My personal wrestling peak has to be August, 1996. It was my second year in (community) college (I made community college so cool that Joel McHale was trolling A1- one day, saw me talking it up, made a show about it, true story), and we were all watching Nitro.
Things got heated. We argued over the best finisher. I held fast to saying that The Human Torture Rack was both the most well named and the most badass finisher around. There were various arguments.
So then, shit got real. Everyone jumped up. It was on. I got paired up with The Other Big Guy (he wasn't fat like me, he was just big framed, a country boy) and within seconds, I was slapping his 255 pound ass up in the Rack so fast that the other two stopped trying to Sharpshooter each other and started cheering me on.
And then my brother showed up.
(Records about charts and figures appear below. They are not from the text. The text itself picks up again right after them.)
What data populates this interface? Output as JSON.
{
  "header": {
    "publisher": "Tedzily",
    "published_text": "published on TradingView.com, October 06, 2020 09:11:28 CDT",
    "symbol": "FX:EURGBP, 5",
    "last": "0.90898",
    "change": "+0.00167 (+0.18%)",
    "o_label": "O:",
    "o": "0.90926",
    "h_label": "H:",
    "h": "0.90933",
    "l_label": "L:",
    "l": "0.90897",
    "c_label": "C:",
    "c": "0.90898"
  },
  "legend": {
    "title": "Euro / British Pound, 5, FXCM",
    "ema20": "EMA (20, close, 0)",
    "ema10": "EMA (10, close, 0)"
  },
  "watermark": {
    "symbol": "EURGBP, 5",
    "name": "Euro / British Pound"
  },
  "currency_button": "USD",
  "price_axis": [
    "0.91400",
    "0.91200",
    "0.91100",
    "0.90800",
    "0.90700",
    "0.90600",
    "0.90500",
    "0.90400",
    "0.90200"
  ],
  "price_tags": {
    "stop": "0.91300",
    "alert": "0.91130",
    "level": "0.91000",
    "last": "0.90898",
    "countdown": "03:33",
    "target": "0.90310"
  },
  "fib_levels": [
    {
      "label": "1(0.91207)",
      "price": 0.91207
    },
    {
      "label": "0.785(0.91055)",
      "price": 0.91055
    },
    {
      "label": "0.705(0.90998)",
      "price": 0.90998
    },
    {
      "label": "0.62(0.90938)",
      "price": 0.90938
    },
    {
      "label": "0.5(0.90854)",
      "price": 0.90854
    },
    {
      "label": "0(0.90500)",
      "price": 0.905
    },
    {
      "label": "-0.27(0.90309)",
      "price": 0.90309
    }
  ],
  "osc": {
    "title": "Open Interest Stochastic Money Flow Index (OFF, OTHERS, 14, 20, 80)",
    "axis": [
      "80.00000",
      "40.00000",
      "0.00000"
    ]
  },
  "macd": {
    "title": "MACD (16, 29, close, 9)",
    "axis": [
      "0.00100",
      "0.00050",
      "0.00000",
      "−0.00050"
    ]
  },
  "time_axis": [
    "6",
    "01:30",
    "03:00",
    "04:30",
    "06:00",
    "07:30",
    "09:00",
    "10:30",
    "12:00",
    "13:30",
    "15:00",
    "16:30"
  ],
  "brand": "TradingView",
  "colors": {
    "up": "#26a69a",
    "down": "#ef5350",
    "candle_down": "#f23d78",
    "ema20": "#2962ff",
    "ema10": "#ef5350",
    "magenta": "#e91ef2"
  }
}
My brother is kind of short (not really, 5'10", but I'm 6'2") and weighed like 235 at the time to my 275 (those were the days!). I told him to let me try to put him in the Razor's Edge, but somewhere between me saying "Help me on it, I don't want to wrestle" and the words reaching his ears, he pounced and fuckin' ragdolled me all over the place. That shit sucked. He was (and is) one of those 500 pound benchin', 600 pound squattin' motherfuckers. And I just had fatness and redneck strength going for me.
So that night started well, but I had to be on the wrong end of a squash at the end of it. So I ended up... ehhhhhoooooooold the phone!!!
We all went outside after rassle ended. That was our tradition. I was dipping at the time. I wouldn't dip indoors, so we'd go outside, dip, spit off the second floor. You can't hide class. We were outside, and The Other Big Guy insulted the Ric Flair chop by saying that it looked good and sounded good, but it didn't hurt. I told him "HOLD UP!!!" and said if I chopped him, it would light his ass up. He told me to go ahead, it wouldn't hurt, but do it on his back because that would hurt less. So that motherfucker stood facing away from me, and I unleashed the fooking fury on his back, Yngwie style. *chop* Woooo!! and he was running in place like he had the shits and was locked out of his house.
I told him he could do one back to me since I felt bad for hurting him. He chopped me, and instantly fell to his knees shaking his hand. "Oow ow motherfucker I just broke my hand!" He didn't break it, but it was great that it hurt him doing the chop. I told him only trained professionals are allowed to unleash the Nature Boy Chop from henceforth. So I did get my shine back at the end of the night.
The Other Big Guy sneak attack headlocked me going into the cafeteria a few weeks later, and I couldn't escape it.
Then we rassled in a gym locker room while we were lifting weights, but that's a kind of boring story that ends with the basketball team catching me making a racist joke.